リコーは2002年からWWF(世界自然保護基金)と協同してウォロン自然保護区で、パンダ生息域回復プロジェクトの活動へ支援を始めました。このプロジェクトの主な活動は、傾斜度25度以上の畑に植林を行ない森を復元して、生き物が住める環境に戻すというものです。

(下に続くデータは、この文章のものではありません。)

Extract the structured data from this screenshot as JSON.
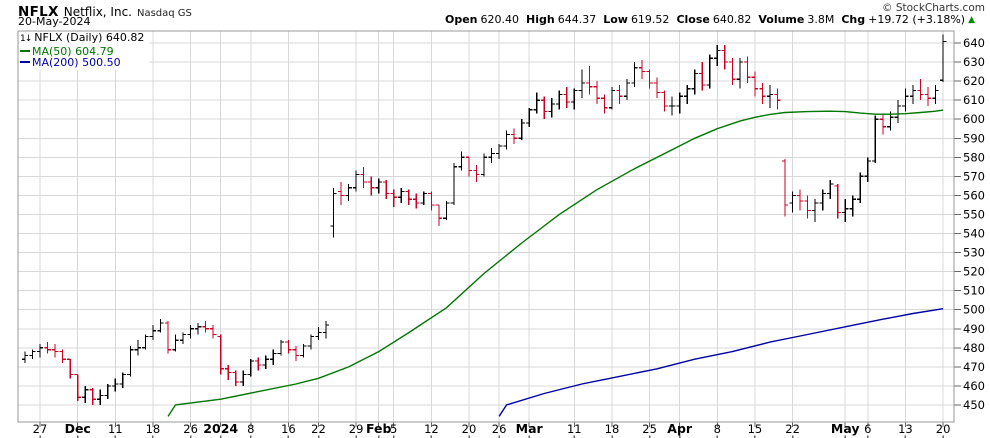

ウォロン自然保護区やその周辺では、近年続く人口増加により、豊かな森の多くが畑に変えられてしまったために、森の中に住んでいたジャイアントパンダや、キンシコウ、レッサーパンダ、ユキヒョウなど多くの生き物が住みかを追われてしまい、絶滅の危機にあります。また森がなくなったせいで少しの雨でも土砂崩れが起きるようになり、ふもとに暮らす人々も被害を受けるようになりました。


こうした問題を解決するため、まず人工衛星を利用してウォロン自然保護区の正確な地図をつくり、次にどの場所の畑にどのような木を植えていくかという復元計画を地域の住民と一緒に立てていきます。住民は計画に沿って植林活動を進めます。




住民は計画に沿って植林活動を進めます。
一度作った畑を森に戻すという事は、ここに暮らす住民(農民)の収入が減ることになります。そこで「経済林(けいざいりん)」と呼ばれる金銭価値の高い作物(例えば茶やスモモ、ビワ、クリなど)を集落の近くに植えて住民の収入を確保します。



これにより、森が少しずつ回復して多くの生き物が戻るようになりました。土砂崩れも起きなくなり、今まで泥が流れこんでいた川もきれいで透明な水にかわりました。





この結果、住民の意識も変わり、ウォロンの自然環境を大切に守っていくという意識を持つようになりました。人々と自然がうまく共生できることができる良い事例になるように、WWFとリコーと中国が協力して進めています。